By Ben Blaschke
The 13 Holdings has revealed a revised opening date of “on or before” 31 March 2018 following the announcement of a proposed issuance of rights issue shares to the value of HK$973 million, which the company says will be “be sufficient for completion of The 13 Hotel.”
In an announcement to the Hong Kong Stock Exchange detailing what appears to be a last-ditch “Hail Mary” fundraising attempt, The 13 Holdings outlined its intention to use the net proceeds from the rights issue – which would see the total issued share capital of the company increase by 50% – to settle the remaining pre-opening expenses of The 13 Hotel. Those expenses include costs related to decoration, furniture, fixtures and equipment, operating supplies and equipment and other hotel operation preparation costs.
The company was previously granted a temporary HK$300 million bridging loan in December, which will also be repaid via the rights issue – itself dependent upon shareholders approving a capital reorganization of the company.
If successful, the ambitious plan would see The 13 Hotel open 12 months late, having originally been scheduled for a 1Q17 launch. Work on the interior fit-out has been halted since July.

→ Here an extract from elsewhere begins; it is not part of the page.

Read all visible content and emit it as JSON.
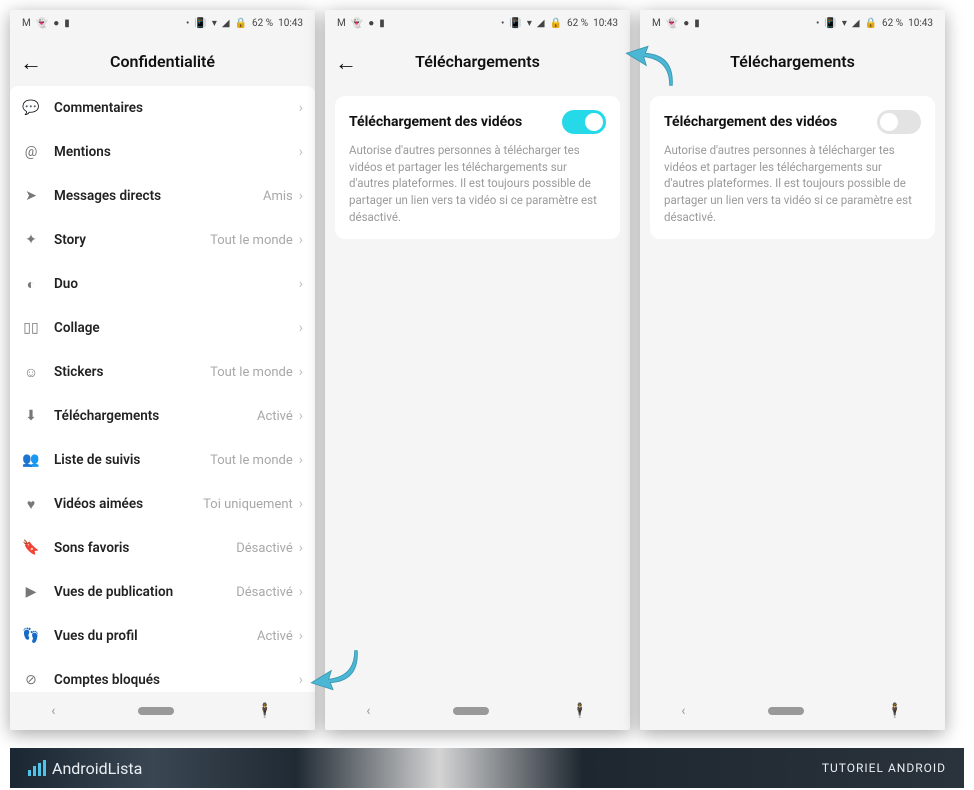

Nevertheless, The 13 Holdings also confirmed its desire to include a casino inside the hotel following recent questions over its failure so far to apply for a gaming table allocation from the Macau government.
“The company’s intention is to include gaming operations in The 13 Hotel as soon as practicable, subject to the progress of the licensed operator in submitting an application for and obtaining approval for the gaming operation after the licenses for the operation of The 13 Hotel have been granted or when it is clear such licenses are almost certain to be granted as a matter of procedure,” it said.

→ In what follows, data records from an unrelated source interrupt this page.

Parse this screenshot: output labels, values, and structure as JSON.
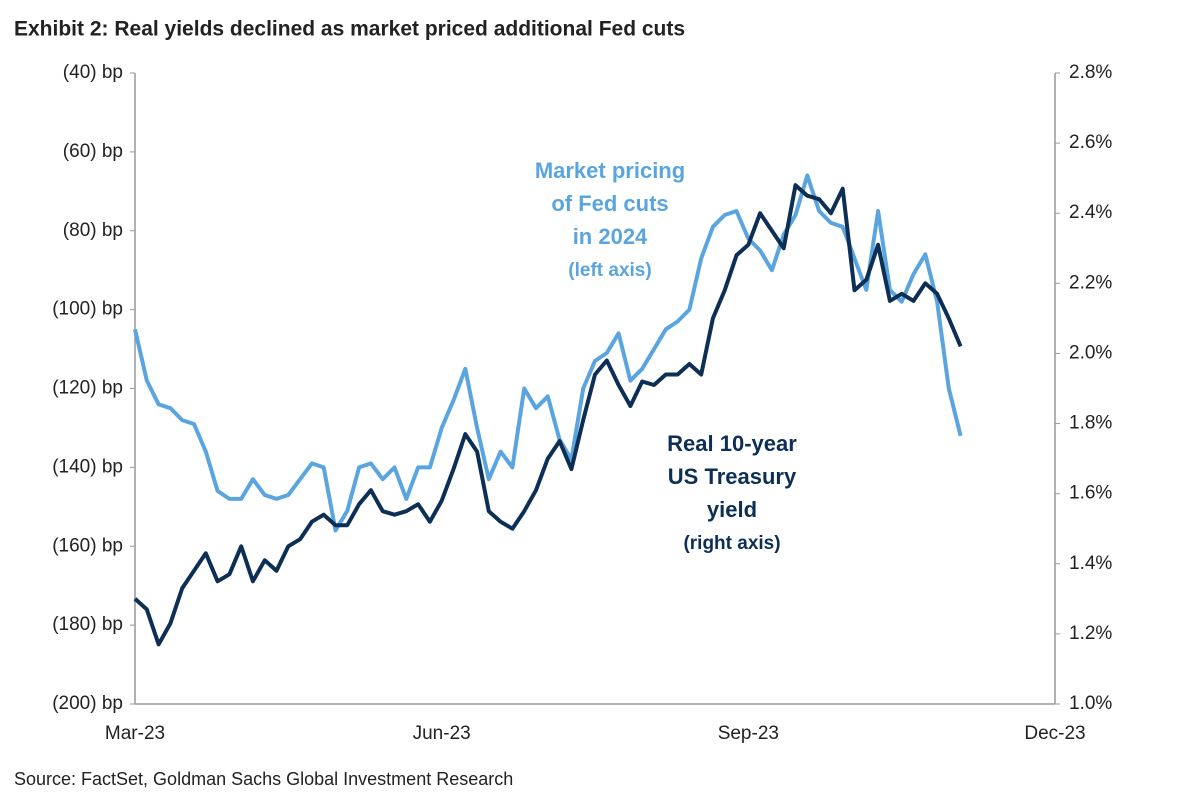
{
  "chart_data": {
    "type": "line",
    "title": "Exhibit 2: Real yields declined as market priced additional Fed cuts",
    "source": "Source: FactSet, Goldman Sachs Global Investment Research",
    "categories": [
      "Mar-23",
      null,
      null,
      null,
      null,
      null,
      null,
      null,
      null,
      null,
      null,
      null,
      null,
      null,
      null,
      null,
      null,
      null,
      null,
      null,
      null,
      null,
      null,
      null,
      null,
      null,
      "Jun-23",
      null,
      null,
      null,
      null,
      null,
      null,
      null,
      null,
      null,
      null,
      null,
      null,
      null,
      null,
      null,
      null,
      null,
      null,
      null,
      null,
      null,
      null,
      null,
      null,
      null,
      "Sep-23",
      null,
      null,
      null,
      null,
      null,
      null,
      null,
      null,
      null,
      null,
      null,
      null,
      null,
      null,
      null,
      null,
      null,
      null,
      null,
      null,
      null,
      null,
      null,
      null,
      null,
      "Dec-23"
    ],
    "ylim": [
      -200,
      -40
    ],
    "yticks": [
      {
        "value": -200,
        "label": "(200) bp"
      },
      {
        "value": -180,
        "label": "(180) bp"
      },
      {
        "value": -160,
        "label": "(160) bp"
      },
      {
        "value": -140,
        "label": "(140) bp"
      },
      {
        "value": -120,
        "label": "(120) bp"
      },
      {
        "value": -100,
        "label": "(100) bp"
      },
      {
        "value": -80,
        "label": "(80) bp"
      },
      {
        "value": -60,
        "label": "(60) bp"
      },
      {
        "value": -40,
        "label": "(40) bp"
      }
    ],
    "y2lim": [
      1.0,
      2.8
    ],
    "y2ticks": [
      {
        "value": 1.0,
        "label": "1.0%"
      },
      {
        "value": 1.2,
        "label": "1.2%"
      },
      {
        "value": 1.4,
        "label": "1.4%"
      },
      {
        "value": 1.6,
        "label": "1.6%"
      },
      {
        "value": 1.8,
        "label": "1.8%"
      },
      {
        "value": 2.0,
        "label": "2.0%"
      },
      {
        "value": 2.2,
        "label": "2.2%"
      },
      {
        "value": 2.4,
        "label": "2.4%"
      },
      {
        "value": 2.6,
        "label": "2.6%"
      },
      {
        "value": 2.8,
        "label": "2.8%"
      }
    ],
    "series": [
      {
        "name": "Market pricing of Fed cuts in 2024",
        "color": "#5aa5e0",
        "axis": "y",
        "values": [
          -105,
          -118,
          -124,
          -125,
          -128,
          -129,
          -136,
          -146,
          -148,
          -148,
          -143,
          -147,
          -148,
          -147,
          -143,
          -139,
          -140,
          -156,
          -151,
          -140,
          -139,
          -143,
          -140,
          -148,
          -140,
          -140,
          -130,
          -123,
          -115,
          -130,
          -143,
          -136,
          -140,
          -120,
          -125,
          -122,
          -133,
          -138,
          -120,
          -113,
          -111,
          -106,
          -118,
          -115,
          -110,
          -105,
          -103,
          -100,
          -87,
          -79,
          -76,
          -75,
          -82,
          -85,
          -90,
          -81,
          -76,
          -66,
          -75,
          -78,
          -79,
          -87,
          -95,
          -75,
          -95,
          -98,
          -91,
          -86,
          -98,
          -120,
          -132,
          null,
          null,
          null,
          null,
          null,
          null,
          null,
          null
        ]
      },
      {
        "name": "Real 10-year US Treasury yield",
        "color": "#0d2f55",
        "axis": "y2",
        "values": [
          1.3,
          1.27,
          1.17,
          1.23,
          1.33,
          1.38,
          1.43,
          1.35,
          1.37,
          1.45,
          1.35,
          1.41,
          1.38,
          1.45,
          1.47,
          1.52,
          1.54,
          1.51,
          1.51,
          1.57,
          1.61,
          1.55,
          1.54,
          1.55,
          1.57,
          1.52,
          1.58,
          1.67,
          1.77,
          1.72,
          1.55,
          1.52,
          1.5,
          1.55,
          1.61,
          1.7,
          1.75,
          1.67,
          1.81,
          1.94,
          1.98,
          1.91,
          1.85,
          1.92,
          1.91,
          1.94,
          1.94,
          1.97,
          1.94,
          2.1,
          2.18,
          2.28,
          2.31,
          2.4,
          2.35,
          2.3,
          2.48,
          2.45,
          2.44,
          2.4,
          2.47,
          2.18,
          2.21,
          2.31,
          2.15,
          2.17,
          2.15,
          2.2,
          2.17,
          2.1,
          2.02,
          null,
          null,
          null,
          null,
          null,
          null,
          null,
          null
        ]
      }
    ],
    "annotations": [
      {
        "series": 0,
        "lines": [
          "Market pricing",
          "of Fed cuts",
          "in 2024",
          "(left axis)"
        ]
      },
      {
        "series": 1,
        "lines": [
          "Real 10-year",
          "US Treasury",
          "yield",
          "(right axis)"
        ]
      }
    ]
  }
}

“The authorization to install and operate a casino in The 13 Hotel is subject to the approval of the Macau Government and therefore its success remains an uncertainty. However, the company would like to reiterate that although it is the company’s intention to include gaming operation in The 13 Hotel, it is subject to, among other things, the entering into a formal agreement between the company and the licensed operator and the approval of the Macau Government, and as such, gaming operations may or may not commence at The 13 Hotel, but will not affect the opening and the hotel operation of The 13 Hotel.”
The 13 Holdings said it had entered into a Memorandum of Understanding (MOU) with an affiliate of a Macau concession or sub-concession in April 2008 in relation to the management and operation of a casino proposed to be opened in The 13 Hotel. It added that the affiliate had sent a confirmation letter in November 2010 and another in September 2012, and that it expects a formal agreement to be signed subject to the licensed operator gaining approval from the government to proceed.
But whether the company reaches that point remains to be seen, with the company itself suggesting the rights issue is now its final opportunity to complete construction and avoid defaulting on current bank loans. The 13 Holdings previously attempted to raise funds in April 2016 through the issue of high yield notes but failed to find a lender. In June, an investment bank cancelled its interest in possible high yield notes financing via a second mortgage after conducting due diligence work. That same month shareholders also rejected a proposal for an equity or convertible bonds placement.
As a result, The 13 Holdings says that it has “no further options but to proceed with the rights issue as the only viable option that can be executed on a timely basis.
“The board believes it would demonstrate to the respective lenders under the existing bridge loan and the HK$3.05 billion facility agreement that the group is able to comply with its obligations under the respective facility agreements (one of which required the Group to open the hotel by 31 July 2017, but the rolling back of which date remains under current discussion with the lending bank) in order to avoid triggering any default of the loans and meet the urgent financing required to complete and open The 13 Hotel.”
The 13, with an original estimated a cost of US$1.4 billion, has been billed as the most luxurious hotel in the world including 200 “all-villa” suites ranging from 2,000 to 30,000 square feet, 24-hour butler service and a fleet of 30 custom made red Rolls-Royce phantoms – the largest single order in Rolls-Royce history.
However, costs have since ballooned with the group attributing the blowout to prolonged licensing processes with the Macau Government, upgraded designs for the second stage fitting-out works and difficulties with labor recruitment.